古畑は必ずしも時系列が放送順ではない事は有名な話ですが、この話と前回の矛盾だらけの死体は時系列が逆だったでしょうね…
この回の今泉はラジオ局を何回も走らされて病院へ担ぎ込まれましたが、この時に痔を発症させたか持病が悪化(走るに適さない身なりでの突然の無理な運動、それによる足腰への多大な負荷が原因)で緊急入院。
前回での古畑の「この病院今朝行ってきた所だよ」という台詞からして、恐らく古畑はおたかさん逮捕後にすぐ今泉が担ぎ込まれた病院へ行ったのではと僕は予想しています。

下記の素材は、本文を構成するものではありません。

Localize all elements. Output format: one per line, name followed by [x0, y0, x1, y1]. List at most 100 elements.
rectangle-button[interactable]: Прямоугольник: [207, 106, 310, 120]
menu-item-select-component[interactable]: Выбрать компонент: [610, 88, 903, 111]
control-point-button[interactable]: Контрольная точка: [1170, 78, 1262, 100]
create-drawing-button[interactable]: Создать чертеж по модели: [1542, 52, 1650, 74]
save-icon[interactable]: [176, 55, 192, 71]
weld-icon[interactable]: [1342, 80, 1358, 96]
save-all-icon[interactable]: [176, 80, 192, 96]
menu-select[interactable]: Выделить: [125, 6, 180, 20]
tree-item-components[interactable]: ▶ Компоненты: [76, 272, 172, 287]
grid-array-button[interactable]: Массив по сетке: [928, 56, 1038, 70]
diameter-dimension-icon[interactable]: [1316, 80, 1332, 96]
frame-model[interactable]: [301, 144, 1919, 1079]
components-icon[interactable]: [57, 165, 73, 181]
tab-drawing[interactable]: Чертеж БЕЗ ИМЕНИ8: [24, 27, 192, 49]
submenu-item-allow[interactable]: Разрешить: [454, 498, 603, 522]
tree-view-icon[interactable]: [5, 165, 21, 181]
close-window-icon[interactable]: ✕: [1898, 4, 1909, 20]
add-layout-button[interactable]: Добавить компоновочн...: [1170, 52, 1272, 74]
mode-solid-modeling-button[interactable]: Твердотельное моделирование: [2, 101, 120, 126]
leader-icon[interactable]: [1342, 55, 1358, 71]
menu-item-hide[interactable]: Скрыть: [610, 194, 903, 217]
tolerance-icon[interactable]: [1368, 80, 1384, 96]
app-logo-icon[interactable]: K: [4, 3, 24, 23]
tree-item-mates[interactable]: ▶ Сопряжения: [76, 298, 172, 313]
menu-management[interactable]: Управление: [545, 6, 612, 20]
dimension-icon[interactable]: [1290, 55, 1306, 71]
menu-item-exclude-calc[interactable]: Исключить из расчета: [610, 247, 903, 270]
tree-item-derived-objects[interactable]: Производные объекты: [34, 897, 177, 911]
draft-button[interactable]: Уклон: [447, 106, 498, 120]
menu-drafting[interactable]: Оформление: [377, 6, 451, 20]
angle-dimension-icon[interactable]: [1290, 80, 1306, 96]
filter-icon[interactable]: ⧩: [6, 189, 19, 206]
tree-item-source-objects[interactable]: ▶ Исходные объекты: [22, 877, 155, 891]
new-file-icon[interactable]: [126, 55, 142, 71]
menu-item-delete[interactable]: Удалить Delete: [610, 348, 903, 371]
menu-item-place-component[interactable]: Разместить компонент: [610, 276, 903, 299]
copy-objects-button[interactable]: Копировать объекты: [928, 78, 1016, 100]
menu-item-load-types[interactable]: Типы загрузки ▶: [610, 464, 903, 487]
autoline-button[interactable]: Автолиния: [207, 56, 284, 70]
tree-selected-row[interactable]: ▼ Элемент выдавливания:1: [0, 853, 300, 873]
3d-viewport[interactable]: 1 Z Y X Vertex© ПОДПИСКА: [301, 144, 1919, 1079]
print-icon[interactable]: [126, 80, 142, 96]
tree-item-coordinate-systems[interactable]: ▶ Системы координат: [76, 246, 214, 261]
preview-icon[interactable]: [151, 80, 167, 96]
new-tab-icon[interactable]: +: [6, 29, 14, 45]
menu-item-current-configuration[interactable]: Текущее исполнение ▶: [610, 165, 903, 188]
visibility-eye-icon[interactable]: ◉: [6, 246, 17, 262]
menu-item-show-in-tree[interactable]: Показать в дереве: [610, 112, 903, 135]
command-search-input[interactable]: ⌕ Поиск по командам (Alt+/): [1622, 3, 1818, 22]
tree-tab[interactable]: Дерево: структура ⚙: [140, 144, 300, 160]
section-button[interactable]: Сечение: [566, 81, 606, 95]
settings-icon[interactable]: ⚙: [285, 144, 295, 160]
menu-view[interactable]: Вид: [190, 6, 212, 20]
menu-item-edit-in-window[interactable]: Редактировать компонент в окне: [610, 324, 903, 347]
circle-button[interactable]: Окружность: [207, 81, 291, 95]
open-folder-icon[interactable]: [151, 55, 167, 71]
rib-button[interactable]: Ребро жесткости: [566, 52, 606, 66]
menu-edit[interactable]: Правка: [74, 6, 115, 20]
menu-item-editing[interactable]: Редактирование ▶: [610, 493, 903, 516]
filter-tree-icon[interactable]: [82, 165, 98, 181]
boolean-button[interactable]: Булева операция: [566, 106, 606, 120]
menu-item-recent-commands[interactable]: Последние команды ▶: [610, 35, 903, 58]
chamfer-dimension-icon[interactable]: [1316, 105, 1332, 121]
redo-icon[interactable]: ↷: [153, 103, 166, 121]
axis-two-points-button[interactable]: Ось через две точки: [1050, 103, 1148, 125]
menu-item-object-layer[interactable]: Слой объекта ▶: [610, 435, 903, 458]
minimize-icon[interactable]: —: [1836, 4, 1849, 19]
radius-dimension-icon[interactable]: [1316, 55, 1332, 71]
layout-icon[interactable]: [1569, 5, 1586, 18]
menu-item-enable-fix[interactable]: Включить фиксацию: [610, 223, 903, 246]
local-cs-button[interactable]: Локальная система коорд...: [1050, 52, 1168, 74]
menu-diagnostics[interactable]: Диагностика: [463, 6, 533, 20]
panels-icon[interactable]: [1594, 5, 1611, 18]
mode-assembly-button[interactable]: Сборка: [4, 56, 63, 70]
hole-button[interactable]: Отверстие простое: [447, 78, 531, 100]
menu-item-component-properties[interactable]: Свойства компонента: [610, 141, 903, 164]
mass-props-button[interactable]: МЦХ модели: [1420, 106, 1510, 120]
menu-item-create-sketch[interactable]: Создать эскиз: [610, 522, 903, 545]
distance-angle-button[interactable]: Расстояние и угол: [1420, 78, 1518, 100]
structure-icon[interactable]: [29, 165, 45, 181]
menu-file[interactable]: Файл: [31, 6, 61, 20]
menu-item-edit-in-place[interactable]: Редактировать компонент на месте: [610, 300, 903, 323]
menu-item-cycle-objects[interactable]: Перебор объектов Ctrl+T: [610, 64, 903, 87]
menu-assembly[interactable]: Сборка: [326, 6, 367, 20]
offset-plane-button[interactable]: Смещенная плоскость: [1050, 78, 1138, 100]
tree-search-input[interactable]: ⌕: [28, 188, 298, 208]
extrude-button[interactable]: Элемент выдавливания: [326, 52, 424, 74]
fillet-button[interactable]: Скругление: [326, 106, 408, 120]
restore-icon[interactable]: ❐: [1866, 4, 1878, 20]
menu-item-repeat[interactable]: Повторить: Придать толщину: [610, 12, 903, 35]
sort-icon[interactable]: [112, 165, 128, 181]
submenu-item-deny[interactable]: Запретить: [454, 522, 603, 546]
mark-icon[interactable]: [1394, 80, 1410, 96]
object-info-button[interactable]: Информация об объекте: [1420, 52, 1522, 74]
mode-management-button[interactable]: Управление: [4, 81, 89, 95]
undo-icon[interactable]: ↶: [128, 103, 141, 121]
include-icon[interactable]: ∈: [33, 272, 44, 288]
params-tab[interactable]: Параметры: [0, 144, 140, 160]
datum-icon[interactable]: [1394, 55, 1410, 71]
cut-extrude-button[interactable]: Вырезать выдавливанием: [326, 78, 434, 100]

周りに古畑話ができる人間がいないので、この場を借りてお話しされていただきました。
タツノコアマ様
>>この話と前回の矛盾だらけの死体は時系列が逆だったでしょうね
古畑任三郎は必ずしも放送順通りにエピソードが繋がってはいない、といった遊び心があるのが面白いですよね、
>>ラジオ局を何回も走らされて病院へ担ぎ込まれました
>>この時に痔を発症させたか持病が悪化
>>恐らく古畑はおたかさん逮捕後にすぐ今泉が担ぎ込まれた病院へ行ったのでは
ここで痔が悪化としたっぽいですよね。書籍情報としては、【倒叙ミステリー研究会『古畑任三郎 結末の結末』三一書店、1997年、p.164】
に古畑任三郎 第1シーズンの時系列情報が考察されており、今泉くんが痔の悪化で入院した『矛盾だらけの死体』の回で、被害者の検視報告書が「94年4月18日」と記載されていることから、これ以前に『さよなら、DJ』の事件が起こったと考えられています。